# Really got my heart broken today!



## tyusclan (Jan 1, 2005)

I was in a local hardware store where I do a lot of business today. They told me that yesterday there was a swarm on some posts that they had sold. They *killed* the bees to get to the posts. I could've cried.

I very carefully explained to them that if that ever happens again to call me, I will come get the bees.

I have an empty hive that would have been a perfect place to put'em, too.


----------



## off_da_grid (May 22, 2007)

Unfortunately people are not aware of how stupid their actions are. I just wish we could get out the word somehow about the importance of Honeybees. Commercials would be nice, but who'd pay for them? Maybe if everyone would list themselves online for swarm removals it would help. Here's a link where you can be listed. http://www.beecare.com/indexDynFrames.htm?http://www.beecare.com/Navigation/BBoard/SwarmList.htm&1

I've gotten quite a few calls from this site.


----------



## boren (Jan 7, 2004)

Be careful when you get swarm calls. People don't know the difference between a yellow jacket, bald faced hornet, or a honey bee. So make sure you ask.


----------



## off_da_grid (May 22, 2007)

boren,
Believe me. "I've been there and done that". I got a call last year about 30 miles out and they assured me that they were honeybees and they really needed some help getting rid of them. Well it was flippin' wasps, wasps I tell ya.
I was not happy. I told them to call an exterminator and they said they really didn't want to spend that kind of money......some people :nono:


----------



## foxtrapper (Dec 23, 2003)

Far more likely those were wasps. People say "bee" as a generic word. Wouldn't expect to see a true swarm on a pile of posts, but sure would expect to see a nest of ground wasps or yellow jackets on it. Or more accurately, in it.


----------



## tyusclan (Jan 1, 2005)

I'm pretty sure they were bees, but I didn't see them so I can't say for sure. I've seen bees swarm on unusual things, so a pile of posts would not be out of the question.

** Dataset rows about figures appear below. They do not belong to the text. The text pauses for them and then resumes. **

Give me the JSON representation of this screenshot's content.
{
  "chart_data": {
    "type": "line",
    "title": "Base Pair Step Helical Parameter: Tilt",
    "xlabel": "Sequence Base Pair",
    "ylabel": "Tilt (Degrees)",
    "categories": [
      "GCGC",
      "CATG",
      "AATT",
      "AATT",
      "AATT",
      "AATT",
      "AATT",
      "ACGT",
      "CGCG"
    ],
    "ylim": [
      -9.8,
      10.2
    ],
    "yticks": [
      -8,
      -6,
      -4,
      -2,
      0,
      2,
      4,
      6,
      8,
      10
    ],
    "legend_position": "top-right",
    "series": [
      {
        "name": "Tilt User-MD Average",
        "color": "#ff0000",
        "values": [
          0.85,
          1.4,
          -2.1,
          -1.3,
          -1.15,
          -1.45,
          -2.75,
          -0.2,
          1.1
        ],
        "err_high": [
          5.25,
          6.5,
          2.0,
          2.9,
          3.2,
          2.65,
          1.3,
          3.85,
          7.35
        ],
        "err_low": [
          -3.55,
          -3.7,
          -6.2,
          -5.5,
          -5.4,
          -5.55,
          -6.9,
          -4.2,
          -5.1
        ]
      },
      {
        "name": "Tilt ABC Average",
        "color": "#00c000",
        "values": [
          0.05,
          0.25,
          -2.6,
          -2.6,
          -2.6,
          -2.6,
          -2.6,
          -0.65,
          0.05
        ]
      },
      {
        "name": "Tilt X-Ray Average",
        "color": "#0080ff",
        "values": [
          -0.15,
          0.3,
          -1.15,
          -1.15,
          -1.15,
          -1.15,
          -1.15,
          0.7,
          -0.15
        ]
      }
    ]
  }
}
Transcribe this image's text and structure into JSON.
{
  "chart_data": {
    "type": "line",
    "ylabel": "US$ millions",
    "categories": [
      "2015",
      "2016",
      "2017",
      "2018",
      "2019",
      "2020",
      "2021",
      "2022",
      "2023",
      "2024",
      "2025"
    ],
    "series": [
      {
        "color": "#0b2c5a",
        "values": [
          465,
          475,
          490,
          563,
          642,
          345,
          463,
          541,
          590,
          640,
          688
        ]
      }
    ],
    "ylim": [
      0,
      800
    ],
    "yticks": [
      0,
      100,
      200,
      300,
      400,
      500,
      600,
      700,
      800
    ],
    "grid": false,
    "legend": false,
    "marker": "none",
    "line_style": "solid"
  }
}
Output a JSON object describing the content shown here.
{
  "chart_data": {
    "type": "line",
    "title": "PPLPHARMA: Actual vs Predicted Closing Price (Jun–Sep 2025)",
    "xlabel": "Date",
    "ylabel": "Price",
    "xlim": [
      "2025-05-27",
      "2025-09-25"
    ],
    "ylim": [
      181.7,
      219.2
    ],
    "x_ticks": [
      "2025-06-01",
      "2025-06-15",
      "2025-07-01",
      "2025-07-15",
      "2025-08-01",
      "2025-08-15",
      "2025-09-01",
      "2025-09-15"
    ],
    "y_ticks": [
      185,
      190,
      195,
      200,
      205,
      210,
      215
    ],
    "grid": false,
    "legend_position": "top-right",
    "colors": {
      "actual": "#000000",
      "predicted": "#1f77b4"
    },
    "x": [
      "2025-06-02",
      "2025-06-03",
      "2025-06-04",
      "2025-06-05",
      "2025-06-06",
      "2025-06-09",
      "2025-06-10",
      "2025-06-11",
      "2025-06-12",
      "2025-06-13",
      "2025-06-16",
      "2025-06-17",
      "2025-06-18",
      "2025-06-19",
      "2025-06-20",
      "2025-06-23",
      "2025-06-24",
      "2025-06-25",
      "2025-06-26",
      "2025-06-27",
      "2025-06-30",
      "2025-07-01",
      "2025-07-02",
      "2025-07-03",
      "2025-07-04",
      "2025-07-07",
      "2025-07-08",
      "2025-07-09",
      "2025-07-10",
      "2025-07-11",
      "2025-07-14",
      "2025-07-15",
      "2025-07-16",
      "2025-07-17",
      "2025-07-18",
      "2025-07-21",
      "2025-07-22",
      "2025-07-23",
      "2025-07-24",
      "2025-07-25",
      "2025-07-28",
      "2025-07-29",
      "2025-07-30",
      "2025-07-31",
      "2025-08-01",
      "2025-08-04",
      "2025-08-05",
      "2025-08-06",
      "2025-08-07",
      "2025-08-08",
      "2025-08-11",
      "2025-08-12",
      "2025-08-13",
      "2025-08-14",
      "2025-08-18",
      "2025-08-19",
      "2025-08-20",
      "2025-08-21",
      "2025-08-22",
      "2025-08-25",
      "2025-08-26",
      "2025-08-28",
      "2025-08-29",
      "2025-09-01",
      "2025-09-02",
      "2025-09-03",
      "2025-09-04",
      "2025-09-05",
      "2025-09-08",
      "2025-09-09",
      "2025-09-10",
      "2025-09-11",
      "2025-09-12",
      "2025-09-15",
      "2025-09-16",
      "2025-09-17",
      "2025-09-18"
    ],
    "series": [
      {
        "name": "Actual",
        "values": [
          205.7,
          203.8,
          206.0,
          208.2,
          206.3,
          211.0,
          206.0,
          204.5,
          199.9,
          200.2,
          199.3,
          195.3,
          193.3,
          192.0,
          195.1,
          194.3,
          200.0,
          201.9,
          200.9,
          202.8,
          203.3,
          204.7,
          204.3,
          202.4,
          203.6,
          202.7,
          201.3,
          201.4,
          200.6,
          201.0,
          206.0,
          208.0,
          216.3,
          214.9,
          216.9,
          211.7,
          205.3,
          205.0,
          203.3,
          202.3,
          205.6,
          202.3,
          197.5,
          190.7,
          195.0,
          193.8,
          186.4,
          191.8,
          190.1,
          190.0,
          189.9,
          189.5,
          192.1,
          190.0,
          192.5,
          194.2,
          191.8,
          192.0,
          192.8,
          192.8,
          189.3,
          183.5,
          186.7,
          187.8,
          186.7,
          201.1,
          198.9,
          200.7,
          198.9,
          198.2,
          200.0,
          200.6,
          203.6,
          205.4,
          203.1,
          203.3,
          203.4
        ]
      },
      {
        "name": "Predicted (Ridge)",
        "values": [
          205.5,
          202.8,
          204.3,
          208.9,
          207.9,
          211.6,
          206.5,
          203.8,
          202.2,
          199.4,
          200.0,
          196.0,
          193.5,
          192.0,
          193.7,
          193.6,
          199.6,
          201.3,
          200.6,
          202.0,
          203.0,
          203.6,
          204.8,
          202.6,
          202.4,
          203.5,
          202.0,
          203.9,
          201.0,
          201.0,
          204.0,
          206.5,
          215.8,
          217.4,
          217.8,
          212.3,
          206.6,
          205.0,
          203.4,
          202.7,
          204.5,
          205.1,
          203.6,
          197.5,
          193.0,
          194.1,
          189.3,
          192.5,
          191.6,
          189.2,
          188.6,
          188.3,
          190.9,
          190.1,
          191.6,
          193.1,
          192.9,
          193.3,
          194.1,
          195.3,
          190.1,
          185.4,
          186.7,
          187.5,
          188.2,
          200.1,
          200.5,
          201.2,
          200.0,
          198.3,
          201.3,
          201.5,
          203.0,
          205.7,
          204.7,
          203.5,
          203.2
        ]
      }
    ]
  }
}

The guy didn't want to kill them, but he had to get to the posts, and he didn't know who to call. He was really upset that he didn't know to call me.


----------



## james dilley (Mar 21, 2004)

My brother went to A couple of Local fire dept's and Police stations and gave them his cards for FREE bee removals, He will NOT charge, He has had A bunch of calls And he received Several hives doing that . As he hives the bees.


----------



## dcross (Aug 12, 2005)

ebeehoney is a good site to get listed on, and beesource.com has one too.

I'm always amazed by how many people have someone who used to keep bees ID yellowjackets as honeybees. And we can thank Winnie the Pooh for the whole paper nest=bees thing


----------